Soon the time may come when, for those who can’t let it go, being frozen and reborn could become an option.
HUMAI is a robotics/medical research company building technology to extend, enhance, and restore human life. Founded by self-described serial entrepreneur Josh Bocanegra, HUMAI’s website boasts the goal of transplanting your brain into an elegantly designed bionic body that uses a brain-computer interface to communicate with the sensory organs and limbs of your new bionic body. In essence, your brain will be able to move on after the death of your organic body. By freezing human brains for extended periods of time using cryonics – a deep-freezing technology that uses extremely low temperatures – before implanting them into artificial bodies, HUMAI hopes to extend and enhance human life.
The Cryonics Institute describes this process as “a visionary concept that holds out the promise of a second chance at life – with renewed health, vitality and youth.
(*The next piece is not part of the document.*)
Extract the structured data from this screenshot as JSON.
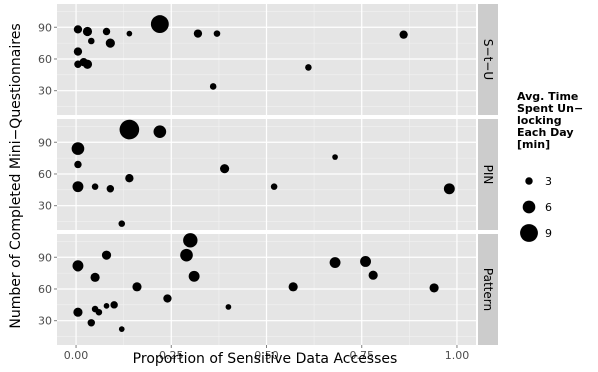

By cooling a recently deceased person to liquid nitrogen temperatures in order to keep the body preserved indefinitely, the recently deceased will be able to cheat death in their frozen state.” Though this process is often seen as a leap of faith by those who choose this as an end-of-life option, its popularity is growing among those who do not wish to have their life’s works and accomplishments come to an end once their last breath has been taken.
The first step behind HUMAI’s goal is to launch “Project Soul”, which will create an artificial replica of a deceased person; followed by what is being called “Project Atom & Eve” – creating a bionic body that functions with a human brain, according to a recent interview Bocanegra made with Buzzfeed.
Though this plan is not intended to come to fruition until around 2045 and has been deemed impossible by such groups as the Society for Artificial Intelligence and Simulation of Behavior, Bocanegra remains confident that this concept will one day make resurrection a possibility. Despite the ethical and philosophical debates that will inevitably come with this progression, it does raise one interesting question. Can our brains simply be implanted into a new host much like adding an old SIM card to a new phone?